Si les buts poursuivis par l’obligation d’exécution d’une décision, à savoir notamment assurer la protection du créancier, éviter les appels dilatoires et assurer la bonne administration de la justice en désengorgeant les tribunaux sont légitimes, il résulte néanmoins du droit au procès équitable et à l’accès au juge d’appel tels qu’il résulte notamment de la Convention européenne des droits de l’homme que le délégué du premier président doit vérifier qu’il n’existe pas de disproportion entre la situation matérielle du requérant et les sommes dues au titre de la décision frappée d’appel, de sorte qu’aucune exécution de la décision attaquée n’est raisonnablement envisageable et que l’accès effectif du requérant au juge s’en est trouvé entravé.
Au cas présent, la seule perception de pensions de retraite ne justifie pas de l’état d’impécuniosité de l’appelant. M. [T] ne démontre pas être dans l’impossibilité d’exécuter la décision assortie de l’exécution provisoire à hauteur de la somme de 75.000 euros HT, de même qu’il n’est pas établi que l’exécution provisoire partielle de la décision contestée aurait des conséquences manifestement excessives.
Au regard du montant dû et dès lors qu’il ressort de ce qui précède que M. [T] ne justifie pas de difficultés d’exécution, la radiation n’est manifestement pas une atteinte disproportionnée à ce droit d’accès au juge d’appel.
Il sera ordonné en conséquence, la radiation de l’affaire enregistrée sous le numéro de RG 24/00142 du rôle.
Il n’y a pas lieu de liquider les dépens s’agissant d’une radiation des affaires du rôle.
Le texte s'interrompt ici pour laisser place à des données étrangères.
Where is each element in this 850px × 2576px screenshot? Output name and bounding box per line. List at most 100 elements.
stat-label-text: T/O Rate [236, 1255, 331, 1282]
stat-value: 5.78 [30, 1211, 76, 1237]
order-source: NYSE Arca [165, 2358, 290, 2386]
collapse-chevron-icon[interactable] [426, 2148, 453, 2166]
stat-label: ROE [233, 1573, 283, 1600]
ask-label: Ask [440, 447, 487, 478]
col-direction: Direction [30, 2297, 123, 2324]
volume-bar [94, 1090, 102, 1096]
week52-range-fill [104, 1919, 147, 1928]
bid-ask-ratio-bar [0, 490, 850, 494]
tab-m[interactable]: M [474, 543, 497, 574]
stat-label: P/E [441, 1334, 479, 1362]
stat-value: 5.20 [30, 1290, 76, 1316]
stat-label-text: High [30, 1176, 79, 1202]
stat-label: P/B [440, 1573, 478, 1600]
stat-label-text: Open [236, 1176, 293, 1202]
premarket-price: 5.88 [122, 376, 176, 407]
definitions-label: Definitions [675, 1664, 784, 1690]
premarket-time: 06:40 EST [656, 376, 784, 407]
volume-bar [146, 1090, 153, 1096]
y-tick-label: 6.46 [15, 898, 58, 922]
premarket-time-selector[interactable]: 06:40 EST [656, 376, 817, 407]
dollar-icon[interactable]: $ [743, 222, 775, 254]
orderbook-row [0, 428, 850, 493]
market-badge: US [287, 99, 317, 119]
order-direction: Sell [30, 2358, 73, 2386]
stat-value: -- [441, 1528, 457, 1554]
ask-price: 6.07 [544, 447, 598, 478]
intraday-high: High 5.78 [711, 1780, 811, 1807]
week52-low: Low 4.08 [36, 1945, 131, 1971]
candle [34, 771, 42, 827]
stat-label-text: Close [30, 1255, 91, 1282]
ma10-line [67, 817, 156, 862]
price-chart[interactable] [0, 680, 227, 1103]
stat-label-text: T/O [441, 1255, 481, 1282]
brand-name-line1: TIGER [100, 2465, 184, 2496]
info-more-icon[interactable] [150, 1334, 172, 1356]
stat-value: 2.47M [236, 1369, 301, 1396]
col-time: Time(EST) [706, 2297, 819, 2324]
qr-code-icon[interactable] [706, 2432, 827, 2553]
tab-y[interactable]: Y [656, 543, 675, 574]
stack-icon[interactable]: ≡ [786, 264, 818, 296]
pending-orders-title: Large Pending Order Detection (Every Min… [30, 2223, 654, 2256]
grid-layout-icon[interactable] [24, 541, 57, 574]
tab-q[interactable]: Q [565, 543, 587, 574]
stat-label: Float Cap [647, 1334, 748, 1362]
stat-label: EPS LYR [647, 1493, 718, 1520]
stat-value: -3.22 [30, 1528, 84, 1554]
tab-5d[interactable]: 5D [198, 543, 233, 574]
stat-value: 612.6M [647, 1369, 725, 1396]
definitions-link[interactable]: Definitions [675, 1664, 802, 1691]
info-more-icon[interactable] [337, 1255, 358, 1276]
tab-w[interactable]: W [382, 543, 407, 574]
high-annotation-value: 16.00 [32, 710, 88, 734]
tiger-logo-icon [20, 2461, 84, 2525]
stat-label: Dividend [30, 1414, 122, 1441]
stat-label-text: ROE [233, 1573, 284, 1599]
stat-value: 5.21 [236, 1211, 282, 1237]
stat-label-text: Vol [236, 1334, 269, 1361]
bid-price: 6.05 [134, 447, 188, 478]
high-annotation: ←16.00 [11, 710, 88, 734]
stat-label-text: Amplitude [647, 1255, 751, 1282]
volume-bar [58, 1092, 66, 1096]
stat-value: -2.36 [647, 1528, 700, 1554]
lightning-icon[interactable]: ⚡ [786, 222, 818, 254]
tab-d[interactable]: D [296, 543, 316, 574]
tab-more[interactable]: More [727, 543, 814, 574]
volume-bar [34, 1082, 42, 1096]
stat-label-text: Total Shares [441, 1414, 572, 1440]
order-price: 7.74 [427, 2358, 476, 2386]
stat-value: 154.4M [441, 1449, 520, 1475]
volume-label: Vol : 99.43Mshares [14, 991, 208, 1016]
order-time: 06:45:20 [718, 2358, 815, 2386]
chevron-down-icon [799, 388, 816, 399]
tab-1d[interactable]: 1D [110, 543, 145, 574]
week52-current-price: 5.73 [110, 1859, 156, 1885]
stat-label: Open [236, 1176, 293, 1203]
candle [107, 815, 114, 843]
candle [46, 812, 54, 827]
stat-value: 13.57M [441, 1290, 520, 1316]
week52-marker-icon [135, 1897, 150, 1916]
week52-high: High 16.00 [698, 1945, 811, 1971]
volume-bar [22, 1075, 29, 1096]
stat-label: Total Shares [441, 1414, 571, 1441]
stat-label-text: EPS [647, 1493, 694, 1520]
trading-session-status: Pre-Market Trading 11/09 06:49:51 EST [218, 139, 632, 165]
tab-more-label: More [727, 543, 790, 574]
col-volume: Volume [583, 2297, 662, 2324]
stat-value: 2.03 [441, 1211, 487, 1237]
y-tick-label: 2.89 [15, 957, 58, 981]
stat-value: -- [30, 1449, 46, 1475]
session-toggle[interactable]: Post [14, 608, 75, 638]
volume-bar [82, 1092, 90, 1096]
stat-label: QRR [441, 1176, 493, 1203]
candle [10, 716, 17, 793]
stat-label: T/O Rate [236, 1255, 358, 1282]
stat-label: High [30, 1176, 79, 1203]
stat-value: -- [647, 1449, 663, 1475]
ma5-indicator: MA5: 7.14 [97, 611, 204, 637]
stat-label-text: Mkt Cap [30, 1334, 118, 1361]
Il n’y a pas lieu de faire application des dispositions de l’article 700 du code de procédure civile.
PAR CES MOTIFS
Statuant publiquement et par décision contradictoire,
Ordonne la radiation du rôle de l’affaire enregistrée sous le numéro de RG 24/00142 ;
Dit que l’affaire pourra être réinscrite au rôle par le Premier président de la cour d’appel de Paris, sauf s’il constate la péremption, sur la justification de l’exécution de la décision déférée assortie de l’exécution provisoire, à concurrence de la somme de 75.000 euros augmentée de la TVA en vigueur, ou en cas d’arrêt de l’exécution provisoire ;
Dit n’y avoir lieu à application de l’article 700 du code de procédure civile ;
Dit qu’en application de l’article 177 du décret n° 91-1197 du 27 novembre 1991, l’arrêt sera notifié aux parties par le greffe de la cour par lettre recommandée avec accusé de réception.